How I Became The Blessings Butterfly, Part 1: Do What You Gotta Do

Permission Slip – Do What You Gotta Do

“Do what you gotta do!” 

Grammar aside, this simple phrase has taken me through more rough places throughout my life than I care to count.

It has been both humbling and empowering; it has seen tears upon tears, and it has felt true grit. Most of all, it has been my permission slip to myself to do whatever I needed to do in each situation whenever I’ve called on it.
It has given me permission to be my own superhero and to push through horrible anxiety, depression and quite literally, fear for my life.

 

It helped me to finally take my baby boy all those years ago, and flee for our safety.  It gave me the courage to leave him in the care of my parents, missing him every single day for nearly six years, while I went underground to hide from my abuser.  I had no damn idea what I was doing, but I knew that my family was not safe if I was around them. And so I did what I had to do.

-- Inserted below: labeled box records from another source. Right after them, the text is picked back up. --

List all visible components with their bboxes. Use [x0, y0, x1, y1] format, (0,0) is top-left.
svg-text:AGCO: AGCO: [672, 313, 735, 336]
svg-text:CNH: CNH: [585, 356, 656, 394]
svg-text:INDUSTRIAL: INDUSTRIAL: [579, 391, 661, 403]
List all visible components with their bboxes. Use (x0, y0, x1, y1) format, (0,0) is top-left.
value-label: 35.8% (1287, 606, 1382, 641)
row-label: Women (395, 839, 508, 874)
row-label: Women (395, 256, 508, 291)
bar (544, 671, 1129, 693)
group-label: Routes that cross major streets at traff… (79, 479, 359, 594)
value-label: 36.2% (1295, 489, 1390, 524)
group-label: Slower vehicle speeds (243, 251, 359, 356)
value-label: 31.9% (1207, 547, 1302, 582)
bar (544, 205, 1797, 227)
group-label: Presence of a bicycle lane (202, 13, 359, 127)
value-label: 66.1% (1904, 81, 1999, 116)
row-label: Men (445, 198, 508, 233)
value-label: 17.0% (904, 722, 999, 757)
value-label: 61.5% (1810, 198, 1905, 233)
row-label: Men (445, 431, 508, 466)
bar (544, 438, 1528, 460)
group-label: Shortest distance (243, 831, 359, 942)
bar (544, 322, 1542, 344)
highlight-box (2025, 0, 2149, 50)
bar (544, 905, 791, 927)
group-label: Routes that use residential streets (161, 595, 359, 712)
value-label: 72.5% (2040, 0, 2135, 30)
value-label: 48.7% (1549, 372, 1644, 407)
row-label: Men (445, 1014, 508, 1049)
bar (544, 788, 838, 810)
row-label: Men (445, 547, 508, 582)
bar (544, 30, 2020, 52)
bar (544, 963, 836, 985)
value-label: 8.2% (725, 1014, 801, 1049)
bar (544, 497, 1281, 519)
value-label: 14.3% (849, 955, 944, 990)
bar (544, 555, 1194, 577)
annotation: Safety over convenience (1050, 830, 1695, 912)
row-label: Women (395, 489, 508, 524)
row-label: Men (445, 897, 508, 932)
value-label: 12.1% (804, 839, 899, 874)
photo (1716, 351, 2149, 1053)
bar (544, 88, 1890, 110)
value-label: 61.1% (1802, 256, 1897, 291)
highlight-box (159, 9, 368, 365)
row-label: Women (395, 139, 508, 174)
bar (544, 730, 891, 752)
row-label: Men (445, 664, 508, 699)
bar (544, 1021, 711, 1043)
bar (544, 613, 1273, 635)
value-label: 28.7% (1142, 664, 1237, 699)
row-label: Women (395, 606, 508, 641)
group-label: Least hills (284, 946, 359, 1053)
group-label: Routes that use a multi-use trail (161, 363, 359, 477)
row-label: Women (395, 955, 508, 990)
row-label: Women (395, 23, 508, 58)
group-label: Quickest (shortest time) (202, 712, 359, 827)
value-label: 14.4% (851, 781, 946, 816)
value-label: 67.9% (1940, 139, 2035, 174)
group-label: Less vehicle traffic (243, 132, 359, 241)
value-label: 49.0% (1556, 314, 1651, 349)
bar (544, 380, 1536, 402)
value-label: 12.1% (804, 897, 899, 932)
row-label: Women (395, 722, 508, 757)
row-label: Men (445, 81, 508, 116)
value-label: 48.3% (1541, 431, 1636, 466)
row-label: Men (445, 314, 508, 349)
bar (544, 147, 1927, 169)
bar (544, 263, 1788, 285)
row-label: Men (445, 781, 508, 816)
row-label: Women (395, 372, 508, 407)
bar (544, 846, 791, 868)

"Do It Scared" shirt from Feather & Wild

love this shirt from Feather & Wild!

 

Going Underground- Life on the Run

I struggled mightily in those days, a young woman in her early 20’s with no degree, no money, and a crazy ex-boyfriend who wanted her either back under his control or dead. I worried that my baby would never be safe with me. I worried that he would hate me for leaving him.  My fear was palpable, and I felt failed by the court who had issued a restraining order but was unable to enforce it.

Working a day job wasn’t an option anymore. Being a carefree mom wasn’t an option anymore. My new reality became wearing wigs, changing my name, constantly looking over my shoulder and taking shit jobs in nightclubs and dive bars. I danced for tips, took my clothes off and I used my young, beautiful body to make money to put food in my belly and pay for a roof over my head. Eventually, I also used it to get me the drugs and alcohol I needed to numb myself and push the shame aside.

I had created a new identity for myself, moving frequently and living under an assumed name.  It was SO bizarre and looking back, I am still amazed at what I did, the life (lives?) I lived.  I knew it would all be over someday, and I dreamed of being able to one day reunite with my family and friends.  That tiny sliver of hope kept me going, and I locked it away in a small, quiet corner of my heart.

Jherique Jones

26 years old, 3 years on the run as “Jherique Jones”

And though I wouldn’t wish it on anyone, there are incredible lessons that I learned and some very special souls I met along the way. So many people living on the run, in fear, in deep pain. So much guilt. So much sorrow.  So many stories and voices just longing to be heard, recognized, valued.  So many people just wanting to be loved and safe.

It was several years of living hard until I finally was able to harness my strength, my courage, and decide that I wanted a better life again.  I had left one horrible life before; surely, I could do it again.